This month, The MVP Blog is shining a spotlight on some of the MVP community’s developer-focused initiatives around the world.
AI MVP Charles Elwood, both artist and engineer, is keen on combining the worlds of technology and art.
Charles has been working on two big creative projects: A project for ArtPrize and the so-called ASL recognition project at the Rotary Club.
In his most recent art project, Charles decided to blend AI, ballet, and chalk art forms and enter one of the most significant art shows in the world – ArtPrize. The ABBy project is an interactive and educational work of art. The art piece interprets body language and emotion to transform, recognize and translate ballet steps into digital feelings.
The project was exhibited at the ArtPrize in Grand Rapids, Michigan. ArtPrize is an open, independently organized international art competition with over half a million visitors and $500,000 in prize money.
The installation formed a chalkboard with the open-ended question: "What would you use this for?"

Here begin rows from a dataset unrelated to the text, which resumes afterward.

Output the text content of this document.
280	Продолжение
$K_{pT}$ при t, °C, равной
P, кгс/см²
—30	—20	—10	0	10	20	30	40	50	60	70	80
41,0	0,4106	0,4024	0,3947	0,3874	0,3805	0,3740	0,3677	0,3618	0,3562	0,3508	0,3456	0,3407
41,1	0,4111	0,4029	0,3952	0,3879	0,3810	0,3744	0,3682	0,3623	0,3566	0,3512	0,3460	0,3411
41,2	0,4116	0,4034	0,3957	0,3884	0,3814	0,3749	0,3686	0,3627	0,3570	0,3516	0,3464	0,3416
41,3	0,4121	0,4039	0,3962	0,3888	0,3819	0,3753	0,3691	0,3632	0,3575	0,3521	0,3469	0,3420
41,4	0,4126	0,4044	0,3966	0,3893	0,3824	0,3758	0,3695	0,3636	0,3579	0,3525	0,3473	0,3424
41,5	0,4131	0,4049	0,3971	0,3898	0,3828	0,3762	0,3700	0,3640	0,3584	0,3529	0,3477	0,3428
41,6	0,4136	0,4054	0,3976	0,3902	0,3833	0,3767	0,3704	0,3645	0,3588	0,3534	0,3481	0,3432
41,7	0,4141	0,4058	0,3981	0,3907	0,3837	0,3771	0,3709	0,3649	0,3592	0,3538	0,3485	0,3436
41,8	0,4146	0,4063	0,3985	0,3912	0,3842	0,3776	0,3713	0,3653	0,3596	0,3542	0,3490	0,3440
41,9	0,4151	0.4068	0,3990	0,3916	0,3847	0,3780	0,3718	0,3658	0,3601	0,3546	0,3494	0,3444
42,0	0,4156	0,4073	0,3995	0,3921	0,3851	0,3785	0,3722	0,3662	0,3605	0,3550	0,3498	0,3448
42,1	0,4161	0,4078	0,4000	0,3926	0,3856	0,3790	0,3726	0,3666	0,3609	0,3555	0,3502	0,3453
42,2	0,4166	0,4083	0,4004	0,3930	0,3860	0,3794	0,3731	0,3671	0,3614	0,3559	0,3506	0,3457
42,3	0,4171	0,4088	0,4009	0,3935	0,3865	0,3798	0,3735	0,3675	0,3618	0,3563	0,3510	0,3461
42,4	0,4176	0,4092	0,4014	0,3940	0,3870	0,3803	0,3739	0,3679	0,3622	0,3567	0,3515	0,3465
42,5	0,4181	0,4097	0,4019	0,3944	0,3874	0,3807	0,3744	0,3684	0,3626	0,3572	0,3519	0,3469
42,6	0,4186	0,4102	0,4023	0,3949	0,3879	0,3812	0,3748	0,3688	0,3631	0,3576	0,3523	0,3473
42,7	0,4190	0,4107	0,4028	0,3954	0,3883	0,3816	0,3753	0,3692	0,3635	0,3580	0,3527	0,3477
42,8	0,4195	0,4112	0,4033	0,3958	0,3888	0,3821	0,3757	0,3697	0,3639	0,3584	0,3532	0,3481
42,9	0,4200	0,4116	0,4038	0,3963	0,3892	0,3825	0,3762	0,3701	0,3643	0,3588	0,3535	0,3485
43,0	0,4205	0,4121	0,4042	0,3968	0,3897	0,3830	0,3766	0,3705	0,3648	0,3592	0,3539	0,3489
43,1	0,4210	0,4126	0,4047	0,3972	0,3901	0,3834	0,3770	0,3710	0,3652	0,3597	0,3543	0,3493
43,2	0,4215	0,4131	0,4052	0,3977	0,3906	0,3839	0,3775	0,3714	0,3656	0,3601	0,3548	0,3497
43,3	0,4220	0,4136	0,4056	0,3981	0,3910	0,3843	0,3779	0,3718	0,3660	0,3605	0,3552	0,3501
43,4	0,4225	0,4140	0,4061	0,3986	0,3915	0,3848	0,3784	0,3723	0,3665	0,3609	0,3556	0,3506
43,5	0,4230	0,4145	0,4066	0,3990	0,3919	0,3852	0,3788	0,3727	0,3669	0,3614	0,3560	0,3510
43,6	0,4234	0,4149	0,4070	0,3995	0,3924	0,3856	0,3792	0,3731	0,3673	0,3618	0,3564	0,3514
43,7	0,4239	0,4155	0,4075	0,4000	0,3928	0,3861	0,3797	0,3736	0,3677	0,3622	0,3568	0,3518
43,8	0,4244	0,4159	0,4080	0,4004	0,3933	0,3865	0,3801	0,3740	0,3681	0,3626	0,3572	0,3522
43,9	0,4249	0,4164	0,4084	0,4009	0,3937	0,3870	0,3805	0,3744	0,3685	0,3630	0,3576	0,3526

Visitors were asked to write down problems that could be solved using AI. During festival weekends, Charles was on hand to add another interactive element to the third stage, where visitors could create their own AI-recognized pose or sign that represented an emotion or feeling.
“I learned a lot about storytelling and how to tell a story that evokes emotion in others. At station one of the Art Prize, I inspired curiosity and humor; at station two, goosebumps and awe; at station three, body movement, participation, and pride. People walked away with tears in their eyes – or smiles,” Charles explained.
But combining the two worlds of technology and art requires some additional skills. Charles also did another project using Azure IoT Hub and Azure Percept to see if it could be trained to recognize American Sign Language (ASL). He then worked with the Rotary Club of San Juan, Puerto Rico, to use Azure Percept, Stream Analytics, and PowerBI to develop a custom AI sign language for someone who can't speak or sign properly.
“Two days before the exhibit opening, I had streamed four Percepts through a wifi hotspot at the hotel. The hotspot was overloaded, and I had a 10-15 minute delay in the webstream. We called the hotel IT support team, and they brought a large network switch and Ethernet cables. We hardwired the four devices and turned off the wifi – and voila! Life was good again!” he said with a laugh.
"Both are fascinating goosebump projects," Charles added.
Charles wants to show the world what AI can do for audiences other than traditional developers – sharing AI with business people (Rotary) or art lovers (ArtPrize participants) and demonstrating to them what they can do with it.
The artist hopes his installations will help people understand AI and how it can be used to express emotions and solve problems. In addition, Charles also plans to take AI submissions and suggestions from visitors to discover more problems AI can solve.